Gross and net interest rate: The gross margin of 2022H1 company was 79.52%, down 1.42 pct from the previous year, mainly due to relatively rigid costs; the net interest rate was 27.66%, down 6.75 pct from the previous year, mainly due to the increase in sales expenses and management expenses due to the adjustment of employee remuneration structures, the increase in energy costs, and the confirmation of restricted stock expenses. The 2022H1 sales expense ratio is 18.59% (+1.57 pct) and the management expenses rate is 18.06% (+4.04pct).

The launch of a new round of restructuring is expected to improve operating performance

(1) Hangzhou Tower: In 2022, the Hangzhou Tower began a new round of three-year restructuring. On the one hand, it actively promoted investment promotion for target brands and focused on building the ceiling of the jewelry sector brand lineup. Investment negotiations for brands such as Harry Winston have progressed substantially; on the other hand, they built VIC ROOM, the fourth floor of the new B block. (2) Jiebai Commercial Branch: Gather resources within the group to supplement investment opportunities, and at the same time actively engage with target brands to enrich development reserves.
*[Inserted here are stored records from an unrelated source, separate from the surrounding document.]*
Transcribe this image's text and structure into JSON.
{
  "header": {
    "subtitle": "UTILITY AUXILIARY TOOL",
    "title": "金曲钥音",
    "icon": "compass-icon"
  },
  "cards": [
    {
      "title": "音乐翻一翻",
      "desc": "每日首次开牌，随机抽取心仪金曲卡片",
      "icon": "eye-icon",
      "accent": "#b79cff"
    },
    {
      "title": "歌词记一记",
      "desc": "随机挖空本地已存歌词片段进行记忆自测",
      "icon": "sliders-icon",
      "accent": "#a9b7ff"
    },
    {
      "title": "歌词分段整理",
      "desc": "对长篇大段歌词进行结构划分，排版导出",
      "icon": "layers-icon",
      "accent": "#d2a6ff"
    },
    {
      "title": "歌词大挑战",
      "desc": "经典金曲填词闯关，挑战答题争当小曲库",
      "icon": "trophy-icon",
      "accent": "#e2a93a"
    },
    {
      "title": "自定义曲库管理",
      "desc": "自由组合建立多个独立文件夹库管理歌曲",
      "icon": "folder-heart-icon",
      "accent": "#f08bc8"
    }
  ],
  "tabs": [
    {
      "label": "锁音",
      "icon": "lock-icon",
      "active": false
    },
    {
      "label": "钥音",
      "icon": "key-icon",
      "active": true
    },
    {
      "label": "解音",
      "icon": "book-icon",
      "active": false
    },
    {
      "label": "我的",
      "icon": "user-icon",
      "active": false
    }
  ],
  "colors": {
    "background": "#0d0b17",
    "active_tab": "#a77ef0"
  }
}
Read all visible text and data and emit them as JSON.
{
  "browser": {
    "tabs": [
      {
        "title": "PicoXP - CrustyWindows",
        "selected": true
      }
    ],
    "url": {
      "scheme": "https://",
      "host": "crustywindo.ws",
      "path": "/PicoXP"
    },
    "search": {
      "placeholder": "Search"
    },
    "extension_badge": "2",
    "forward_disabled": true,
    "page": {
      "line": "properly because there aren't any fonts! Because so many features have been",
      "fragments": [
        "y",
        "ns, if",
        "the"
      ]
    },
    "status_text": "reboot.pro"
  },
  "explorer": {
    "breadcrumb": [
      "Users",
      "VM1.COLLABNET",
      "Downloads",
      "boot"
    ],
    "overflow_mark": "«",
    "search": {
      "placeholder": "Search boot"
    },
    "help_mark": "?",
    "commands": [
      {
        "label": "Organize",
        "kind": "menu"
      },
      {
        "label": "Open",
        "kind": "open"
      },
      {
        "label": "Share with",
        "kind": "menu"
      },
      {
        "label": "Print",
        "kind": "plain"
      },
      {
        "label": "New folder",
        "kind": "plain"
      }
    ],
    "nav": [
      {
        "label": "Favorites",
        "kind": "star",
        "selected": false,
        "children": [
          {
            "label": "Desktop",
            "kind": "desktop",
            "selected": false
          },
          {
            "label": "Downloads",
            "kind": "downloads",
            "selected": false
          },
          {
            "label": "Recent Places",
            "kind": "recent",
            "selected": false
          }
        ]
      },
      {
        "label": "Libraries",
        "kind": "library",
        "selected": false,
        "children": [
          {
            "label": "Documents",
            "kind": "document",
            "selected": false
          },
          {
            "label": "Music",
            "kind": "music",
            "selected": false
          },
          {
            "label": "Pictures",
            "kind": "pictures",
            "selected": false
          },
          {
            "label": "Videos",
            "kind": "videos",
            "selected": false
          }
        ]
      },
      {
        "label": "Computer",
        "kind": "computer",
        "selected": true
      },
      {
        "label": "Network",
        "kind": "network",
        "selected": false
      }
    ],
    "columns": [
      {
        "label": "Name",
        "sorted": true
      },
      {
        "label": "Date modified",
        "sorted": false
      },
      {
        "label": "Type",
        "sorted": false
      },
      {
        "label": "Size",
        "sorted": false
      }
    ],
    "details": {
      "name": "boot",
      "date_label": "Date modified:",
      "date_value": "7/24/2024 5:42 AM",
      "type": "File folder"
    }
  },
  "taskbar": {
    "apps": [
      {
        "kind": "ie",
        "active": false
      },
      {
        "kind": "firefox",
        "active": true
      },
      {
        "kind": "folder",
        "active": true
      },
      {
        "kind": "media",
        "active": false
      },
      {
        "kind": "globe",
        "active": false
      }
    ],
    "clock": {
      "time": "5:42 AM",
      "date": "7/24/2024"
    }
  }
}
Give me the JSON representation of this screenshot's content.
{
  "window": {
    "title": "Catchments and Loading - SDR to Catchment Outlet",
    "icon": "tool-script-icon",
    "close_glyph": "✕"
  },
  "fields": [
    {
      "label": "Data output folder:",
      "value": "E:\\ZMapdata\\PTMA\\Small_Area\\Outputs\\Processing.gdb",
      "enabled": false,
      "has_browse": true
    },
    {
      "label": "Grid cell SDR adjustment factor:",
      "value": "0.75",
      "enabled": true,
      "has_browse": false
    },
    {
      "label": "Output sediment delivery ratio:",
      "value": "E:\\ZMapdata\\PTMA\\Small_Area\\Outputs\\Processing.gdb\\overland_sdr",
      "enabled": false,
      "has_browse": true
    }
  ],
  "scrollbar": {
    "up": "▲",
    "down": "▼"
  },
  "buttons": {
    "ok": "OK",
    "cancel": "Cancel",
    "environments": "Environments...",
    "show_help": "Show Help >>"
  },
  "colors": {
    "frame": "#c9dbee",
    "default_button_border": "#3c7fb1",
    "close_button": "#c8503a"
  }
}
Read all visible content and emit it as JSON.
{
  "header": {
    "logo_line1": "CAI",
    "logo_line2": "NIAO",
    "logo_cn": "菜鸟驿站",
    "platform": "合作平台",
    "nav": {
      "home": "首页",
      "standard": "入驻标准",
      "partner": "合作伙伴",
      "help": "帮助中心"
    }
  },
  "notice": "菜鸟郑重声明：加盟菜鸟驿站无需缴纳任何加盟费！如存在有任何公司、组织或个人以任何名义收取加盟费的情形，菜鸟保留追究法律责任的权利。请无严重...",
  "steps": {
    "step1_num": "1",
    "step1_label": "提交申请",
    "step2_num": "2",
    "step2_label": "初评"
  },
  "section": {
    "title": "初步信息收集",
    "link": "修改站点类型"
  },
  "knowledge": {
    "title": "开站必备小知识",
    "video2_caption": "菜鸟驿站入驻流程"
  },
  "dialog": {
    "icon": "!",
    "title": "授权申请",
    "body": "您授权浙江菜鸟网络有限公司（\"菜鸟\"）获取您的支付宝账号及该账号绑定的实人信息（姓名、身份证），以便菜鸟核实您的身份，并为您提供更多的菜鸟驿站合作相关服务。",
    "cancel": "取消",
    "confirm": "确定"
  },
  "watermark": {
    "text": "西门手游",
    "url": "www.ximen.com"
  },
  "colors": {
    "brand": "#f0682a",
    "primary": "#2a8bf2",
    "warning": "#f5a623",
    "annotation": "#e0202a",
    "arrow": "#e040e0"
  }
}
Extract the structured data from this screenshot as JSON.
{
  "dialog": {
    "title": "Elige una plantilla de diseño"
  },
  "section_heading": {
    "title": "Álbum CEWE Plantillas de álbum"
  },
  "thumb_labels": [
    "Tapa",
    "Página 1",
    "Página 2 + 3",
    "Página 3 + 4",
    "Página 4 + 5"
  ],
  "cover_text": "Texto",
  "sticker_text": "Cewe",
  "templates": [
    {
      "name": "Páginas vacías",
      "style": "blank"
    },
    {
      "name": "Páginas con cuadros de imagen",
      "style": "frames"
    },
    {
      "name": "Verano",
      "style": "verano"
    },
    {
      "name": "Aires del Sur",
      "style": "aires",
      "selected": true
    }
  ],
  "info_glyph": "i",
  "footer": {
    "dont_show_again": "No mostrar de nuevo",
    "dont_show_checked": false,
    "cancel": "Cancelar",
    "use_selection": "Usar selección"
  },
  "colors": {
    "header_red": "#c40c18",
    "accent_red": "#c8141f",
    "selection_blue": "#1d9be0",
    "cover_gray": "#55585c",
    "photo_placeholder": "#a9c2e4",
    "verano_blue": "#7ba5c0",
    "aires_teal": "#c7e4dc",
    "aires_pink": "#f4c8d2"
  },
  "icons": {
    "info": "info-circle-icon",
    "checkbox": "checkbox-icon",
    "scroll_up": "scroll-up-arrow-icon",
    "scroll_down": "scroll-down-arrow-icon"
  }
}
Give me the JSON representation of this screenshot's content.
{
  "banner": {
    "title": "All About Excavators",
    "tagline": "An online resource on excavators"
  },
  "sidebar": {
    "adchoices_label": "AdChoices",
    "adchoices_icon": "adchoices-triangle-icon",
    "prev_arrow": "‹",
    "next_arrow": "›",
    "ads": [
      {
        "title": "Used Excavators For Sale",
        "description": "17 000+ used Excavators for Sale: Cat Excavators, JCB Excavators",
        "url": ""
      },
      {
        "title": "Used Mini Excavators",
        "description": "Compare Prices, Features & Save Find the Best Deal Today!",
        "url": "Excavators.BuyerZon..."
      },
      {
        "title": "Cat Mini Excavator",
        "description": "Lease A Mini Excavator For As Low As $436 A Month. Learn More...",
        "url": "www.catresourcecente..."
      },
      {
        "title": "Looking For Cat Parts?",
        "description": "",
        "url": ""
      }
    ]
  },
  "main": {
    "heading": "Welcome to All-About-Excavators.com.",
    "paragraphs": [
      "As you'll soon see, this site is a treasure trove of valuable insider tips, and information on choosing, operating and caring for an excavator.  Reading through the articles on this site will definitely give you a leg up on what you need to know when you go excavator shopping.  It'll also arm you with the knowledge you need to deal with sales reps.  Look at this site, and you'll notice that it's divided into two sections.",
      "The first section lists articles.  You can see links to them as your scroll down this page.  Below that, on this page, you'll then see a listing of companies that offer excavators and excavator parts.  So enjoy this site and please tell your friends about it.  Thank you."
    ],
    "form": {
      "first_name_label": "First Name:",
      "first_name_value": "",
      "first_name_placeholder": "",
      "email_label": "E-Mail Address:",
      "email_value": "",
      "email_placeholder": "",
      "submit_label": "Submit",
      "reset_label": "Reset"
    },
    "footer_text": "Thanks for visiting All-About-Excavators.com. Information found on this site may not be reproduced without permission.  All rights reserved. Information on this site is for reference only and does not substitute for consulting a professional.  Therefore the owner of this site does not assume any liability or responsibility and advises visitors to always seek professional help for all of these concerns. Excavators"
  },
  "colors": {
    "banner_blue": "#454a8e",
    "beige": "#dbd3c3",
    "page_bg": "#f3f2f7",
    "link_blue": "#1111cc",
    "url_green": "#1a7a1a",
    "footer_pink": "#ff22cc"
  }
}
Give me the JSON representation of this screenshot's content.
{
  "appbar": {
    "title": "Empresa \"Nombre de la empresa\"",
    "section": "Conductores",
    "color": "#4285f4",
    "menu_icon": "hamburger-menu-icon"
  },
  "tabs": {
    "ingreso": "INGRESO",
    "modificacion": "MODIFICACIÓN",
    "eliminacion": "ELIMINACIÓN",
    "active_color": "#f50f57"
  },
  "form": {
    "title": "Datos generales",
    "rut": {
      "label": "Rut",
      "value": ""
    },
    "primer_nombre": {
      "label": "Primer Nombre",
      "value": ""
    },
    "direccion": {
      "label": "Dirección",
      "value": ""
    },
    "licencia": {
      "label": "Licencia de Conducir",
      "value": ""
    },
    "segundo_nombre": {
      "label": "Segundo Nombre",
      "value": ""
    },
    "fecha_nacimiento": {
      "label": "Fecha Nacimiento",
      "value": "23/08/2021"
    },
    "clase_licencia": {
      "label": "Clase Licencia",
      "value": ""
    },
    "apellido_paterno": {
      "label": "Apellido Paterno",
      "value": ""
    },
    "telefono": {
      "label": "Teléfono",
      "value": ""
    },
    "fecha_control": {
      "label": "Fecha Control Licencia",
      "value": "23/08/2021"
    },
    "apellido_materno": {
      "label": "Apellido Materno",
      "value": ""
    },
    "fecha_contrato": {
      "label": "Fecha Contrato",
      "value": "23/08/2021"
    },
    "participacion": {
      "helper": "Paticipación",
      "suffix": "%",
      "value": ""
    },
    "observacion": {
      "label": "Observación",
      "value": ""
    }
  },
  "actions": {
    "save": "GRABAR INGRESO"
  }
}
Accelerate the cultivation of emerging sectors to create new growth poles

In order to meet the diverse needs of customers, the company laid out the full medical, Yuesheng Sports, and online agent operator Baiqiu Network to collaborate with the main business to create a “retail+service ecosystem”. (1) Whole-course medical treatment: With the characteristics of high-end membership-based health services, Wholecheng Medical effectively undertakes overseas medical examinations and the return dividends of medical demand. 2022H1 was affected by the epidemic, passenger traffic declined slightly, and 2022H1 achieved revenue of 40,129,500 yuan (-2.28%). (2) Yuesheng Sports: 2022H1 Yuesheng Sports lost 1,7587 million yuan. It is still in the nurturing period. 2022H1 opened 2 new self-operated stadiums and cooperated with New Oriental on 3 fitness stadiums. (3) Baiqiu Network: Baiqiu Network initially focused on the agency operation of luxury goods and high-end fashion categories, continuously improving global digital retail service capabilities. 2022H1 is once again ranked as a six-star service provider on Tmall.

Investment advice

The short-term epidemic catalyzed and the return of domestic luxury consumption drove the growth of Hangzhou Tower's performance. Looking at the medium to long term, the company has entered a new round of regulation, combined with consumption upgrades, and the main retail business is expected to achieve steady growth. In terms of multi-business development, the company lays out the healthcare industry and sports industry to meet the diverse needs of consumers, increase customer stickiness, and collaborate with the main business. We expect the company's EPS from 2022 to 2024 to be 0.53, 0.69, and 0.79 yuan/share, respectively. Corresponding to the current stock price PE is 12, 9, and 8 times, respectively, to maintain the “buy” rating.

Risk warning

Consumption upgrades fell short of expectations; the impact of the epidemic faded, outbound travel was liberalized, and some backflow demand flowed out again; market competition intensified, and revenue growth fell short of expectations.

The translation is provided by third-party software.